What is the cause of plagiarism? The usual causes that come to mind are ignorance or laziness. Sometimes deviousness comes into the picture. It seems hard to imagine committing this cardinal academic sin of plagiarism to some of us because it is so obvious. Don’t copy. When you do, enclose the copy in quotes and cite it. Paraphrase. What could be easier? After all, there are nearly limitless ways to express any single thought in English.
It doesn’t take a long trip down memory lane to remember my own experiences as a fourth grader, struggling to re-write the encyclopedia entry on narwhals into my own words. My own words? What is that supposed to mean? No words are my own—they are all taught to me by others. Besides, that book said it perfectly—I don’t know how else to say it that doesn’t sound stupid. I have another clear memory of the same thing in writing a report about an island in seventh grade. Even three years later, the skill of putting things in my own words was not nearly as simple and automatic as it is now.
This is why Yamada’s article (2003) was so on-point. English language learner (ELL) writers are not as much stealing, as they are lacking the inferential skills necessary to successfully incorporate reference material into an original framework. They should be seen as being at that developmental stage I had to go through as well, and given appropriate assistance in how to develop the skills of deductive and analogic inference.
As a teacher of EFL academic writing, I need to revise my curriculum in order to include these two skills with at least one lesson on each of them, in addition to my lessons on citation and quotation. When students feel confident integrating and maneuvering the content in their own creative structure, plagiarism from this source should become a previous developmental stage rather than a current problem.

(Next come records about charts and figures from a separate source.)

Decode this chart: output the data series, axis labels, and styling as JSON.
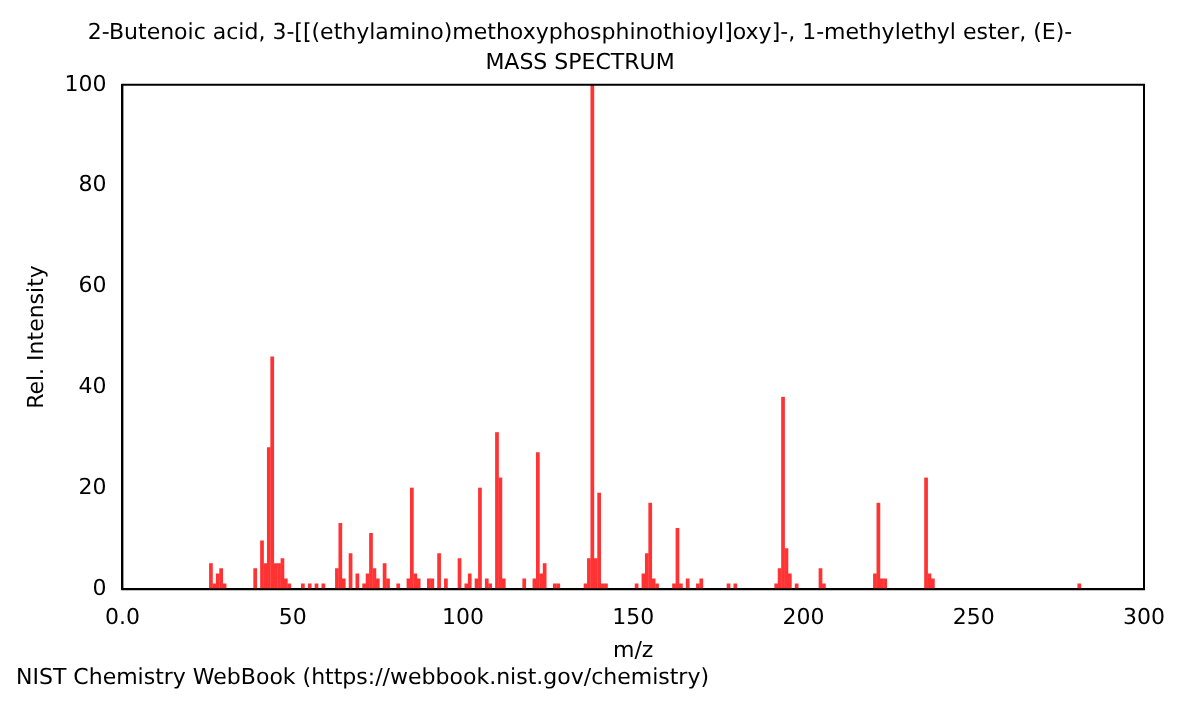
{
  "chart_data": {
    "type": "bar",
    "title": "2-Butenoic acid, 3-[[(ethylamino)methoxyphosphinothioyl]oxy]-, 1-methylethyl ester, (E)-",
    "subtitle": "MASS SPECTRUM",
    "xlabel": "m/z",
    "ylabel": "Rel. Intensity",
    "x": [
      26,
      27,
      28,
      29,
      30,
      39,
      41,
      42,
      43,
      44,
      45,
      46,
      47,
      48,
      49,
      53,
      55,
      57,
      59,
      63,
      64,
      65,
      67,
      69,
      71,
      72,
      73,
      74,
      75,
      77,
      78,
      81,
      84,
      85,
      86,
      87,
      90,
      91,
      93,
      95,
      99,
      101,
      102,
      104,
      105,
      107,
      108,
      110,
      111,
      112,
      118,
      121,
      122,
      123,
      124,
      127,
      128,
      136,
      137,
      138,
      139,
      140,
      141,
      142,
      151,
      153,
      154,
      155,
      156,
      157,
      162,
      163,
      164,
      166,
      169,
      170,
      178,
      180,
      192,
      193,
      194,
      195,
      196,
      198,
      205,
      206,
      221,
      222,
      223,
      224,
      236,
      237,
      238,
      281
    ],
    "series": [
      {
        "color": "#ff3333",
        "values": [
          5,
          1,
          3,
          4,
          1,
          4,
          9.5,
          5,
          28,
          46,
          5,
          5,
          6,
          2,
          1,
          1,
          1,
          1,
          1,
          4,
          13,
          2,
          7,
          3,
          1,
          3,
          11,
          4,
          2,
          5,
          2,
          1,
          2,
          20,
          3,
          2,
          2,
          2,
          7,
          2,
          6,
          1,
          3,
          2,
          20,
          2,
          1,
          31,
          22,
          2,
          2,
          2,
          27,
          3,
          5,
          1,
          1,
          1,
          6,
          100,
          6,
          19,
          1,
          1,
          1,
          3,
          7,
          17,
          2,
          1,
          1,
          12,
          1,
          2,
          1,
          2,
          1,
          1,
          1,
          4,
          38,
          8,
          3,
          1,
          4,
          1,
          3,
          17,
          2,
          2,
          22,
          3,
          2,
          1
        ]
      }
    ],
    "xlim": [
      0,
      300
    ],
    "xticks": [
      {
        "value": 0,
        "label": "0.0"
      },
      50,
      100,
      150,
      200,
      250,
      300
    ],
    "ylim": [
      0,
      100
    ],
    "yticks": [
      0,
      20,
      40,
      60,
      80,
      100
    ],
    "grid": false,
    "legend": false,
    "annotations": [
      "NIST Chemistry WebBook (https://webbook.nist.gov/chemistry)"
    ]
  }
}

Determining the places in my own experience where my students’ plagiarism comes from lack of inferential skills, and evaluating the effectiveness of the lessons and tasks I create to instill these skills, is a place where the Critical Incident Protocol (CIP) of reflective practice can be an invaluable tool (Hole & McEntee 1999). Working together with a group of peers to analyze isolated events, place them in a larger context, and look at paths for change, can bring fresh perspective to persistent problems.
One problem with using the CIP is finding a group of reflective practitioners with whom you can be vulnerable enough to admit your areas of greatest struggle. Teachers can be an insular lot, treating the classroom as an island, or even a fortress. The Daejeon chapter of KOTESOL has a reflective practice special interest group (SIG) that might be a good place to start.
Students can also be asked to engage in reflective practice as a form of consciousness-raising peer evaluation, where they look at their own experiences of writing, share them together, examine what they have done, why they have done it, and the meanings and implications of these experiences on their own future experiences of academic literacy.
The practice of writing takes all kinds of forms, including those we might not automatically think of as writing. Just as emails, blog posts, and grocery lists are writing of a sorts, so can writing up a CIP develop our own comfort delving into words and paragraphs, and our own frameworks of thinking. Our developed voice becomes confident enough to invite other authors into the conversation, dialoguing with them in quotation and paraphrase, seeing this interaction as part of discourse, not as a threat of plagiarism to be feared and avoided.
Yamada, K . (2003). What prevents ESL/EFL writers from avoiding plagiarism: Analyses of 10 North-American college websites. System, 31, 247–258.
Hole, S. & McEntee, G. (1999). Reflection is at the Heart of Practice. Educational Leadership, 56(8), 34-37.